Equally horrific are its rapid growth and the direct and indirect costs. Gopnik reports that in 1980 there were about 220 people incarcerated for every 100,000 Americans. The incarceration rate more than tripled during the next 30 years. Today there are over 700 prisoners for every 100,000 Americans. State governments now spend six times as much money on prisons as they do on higher education.

In New York City, the hub of the prison system is Rikers Island with 10 separate jails, a budget of $860 million a year, an inmate population of 14,000, and a staff of 8,500. Rikers Island may be the world's largest penal colony.

The island and prison are located in the East River between the Bronx and Queens right next to LaGuardia Airport runways. They are named after a Dutch settler whose descendants owned the island until it was transformed into a prison by New York City in 1884. During the American Civil War it served as a training ground for the Union Army.

Prisoners on Rikers Island include people awaiting trial who cannot afford or obtain bail and those held without bail. There are also prisoners serving sentences of one year or less or awaiting transfer to other facilities. The only access to the island is over a causeway from Queens. Visitors must pass through repeated checkpoints and once inside are locked up along with the inmates.

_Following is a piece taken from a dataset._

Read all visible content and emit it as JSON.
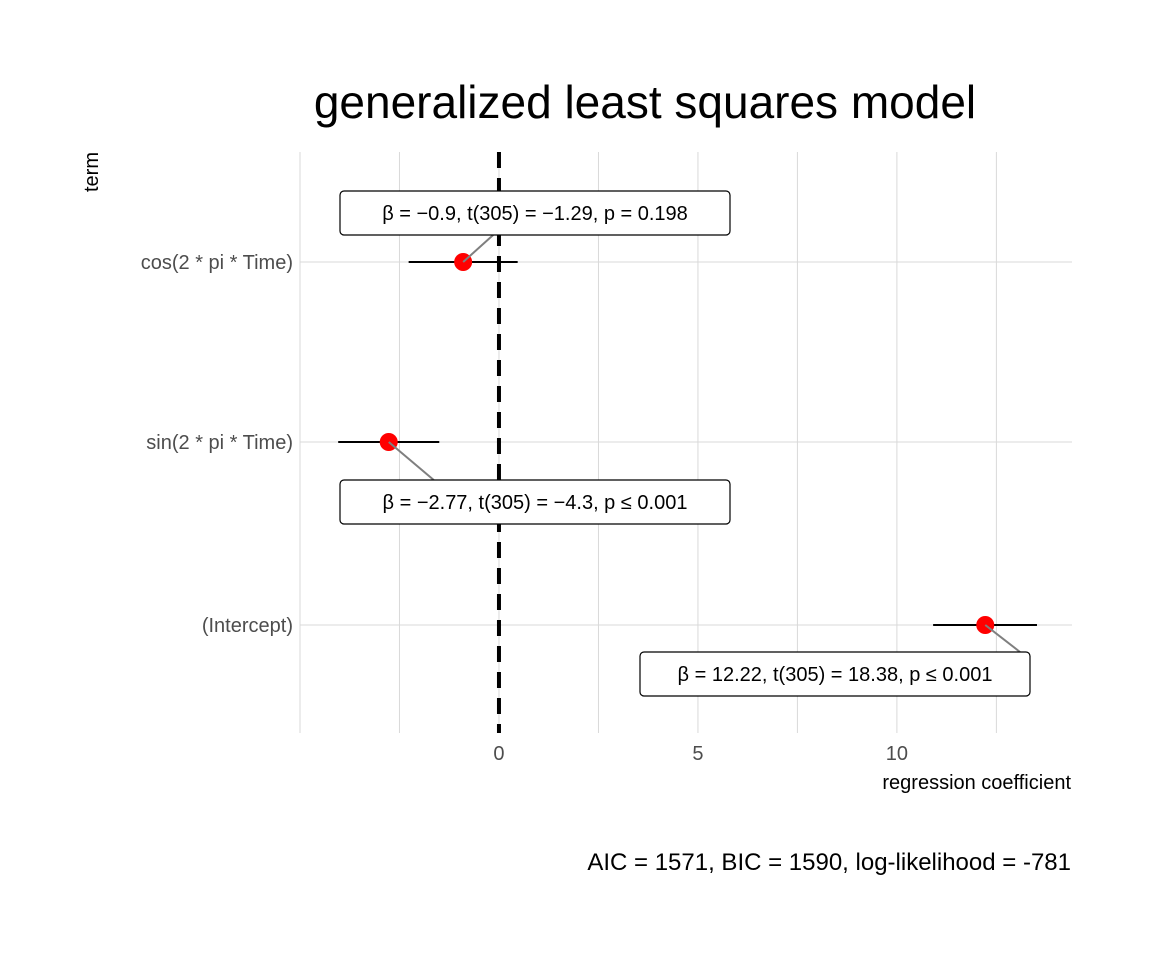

Because of the large number of young people age 18 to 22 in the inmate population, Rikers is also home to the Island and Horizon Academies. In February 2011, I was a Black History month speaker for social studies students at the Island Academy. That was my third visit to the island to talk about the history of slavery in New York.

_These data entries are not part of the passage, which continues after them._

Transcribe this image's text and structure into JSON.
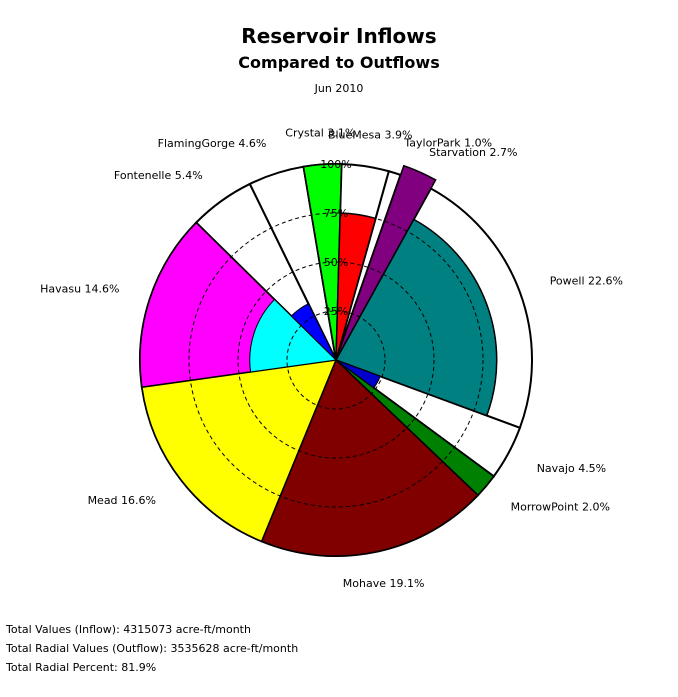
{
  "chart_data": {
    "type": "pie",
    "title": "Reservoir Inflows",
    "subtitle": "Compared to Outflows",
    "date": "Jun 2010",
    "ring_labels": [
      "25%",
      "50%",
      "75%",
      "100%"
    ],
    "slices": [
      {
        "name": "Havasu",
        "label": "Havasu  14.6%",
        "percent": 14.6,
        "radial": 100,
        "color": "#ff00ff"
      },
      {
        "name": "Fontenelle",
        "label": "Fontenelle  5.4%",
        "percent": 5.4,
        "radial": 0,
        "color": "#ffffff"
      },
      {
        "name": "FlamingGorge",
        "label": "FlamingGorge  4.6%",
        "percent": 4.6,
        "radial": 0,
        "color": "#ffffff"
      },
      {
        "name": "Crystal",
        "label": "Crystal  3.1%",
        "percent": 3.1,
        "radial": 100,
        "color": "#00ff00"
      },
      {
        "name": "BlueMesa",
        "label": "BlueMesa  3.9%",
        "percent": 3.9,
        "radial": 75,
        "color": "#ff0000"
      },
      {
        "name": "TaylorPark",
        "label": "TaylorPark  1.0%",
        "percent": 1.0,
        "radial": 0,
        "color": "#ffffff"
      },
      {
        "name": "Starvation",
        "label": "Starvation  2.7%",
        "percent": 2.7,
        "radial": 105,
        "color": "#800080"
      },
      {
        "name": "Powell",
        "label": "Powell  22.6%",
        "percent": 22.6,
        "radial": 82,
        "color": "#008080"
      },
      {
        "name": "Navajo",
        "label": "Navajo  4.5%",
        "percent": 4.5,
        "radial": 0,
        "color": "#ffffff"
      },
      {
        "name": "MorrowPoint",
        "label": "MorrowPoint  2.0%",
        "percent": 2.0,
        "radial": 100,
        "color": "#008000"
      },
      {
        "name": "Mohave",
        "label": "Mohave  19.1%",
        "percent": 19.1,
        "radial": 100,
        "color": "#800000"
      },
      {
        "name": "Mead",
        "label": "Mead  16.6%",
        "percent": 16.6,
        "radial": 100,
        "color": "#ffff00"
      }
    ],
    "inner_wedges": [
      {
        "name": "Havasu",
        "color": "#00ffff",
        "radial": 44
      },
      {
        "name": "Fontenelle",
        "color": "#0000ff",
        "radial": 32
      },
      {
        "name": "Navajo",
        "color": "#0000cc",
        "radial": 24
      }
    ]
  },
  "footer": {
    "total_values": "Total Values (Inflow): 4315073 acre-ft/month",
    "total_radial_values": "Total Radial Values (Outflow): 3535628 acre-ft/month",
    "total_radial_percent": "Total Radial Percent: 81.9%"
  }
}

More than 12,000 New York City students are incarcerated every year and attend school behind bars. Currently, there are 53 prison school sites run by New York City. Island Academy on Rikers, founded in 1959, was the country's first high school in a jail and because of high student turn over, it is now primarily a GED preparation program.

At Rikers, classroom attendance is compulsory and an armed security guard is assigned to ever room. The average student reads at a fifth-grade level and almost 50 percent of the students are diagnosed as having special educational needs.

Black and Hispanic youth make up an overwhelming 95 percent of students in New York City jail. An estimated 90 percent of the prison systems youth alumni are re-arrested by the time they're 28.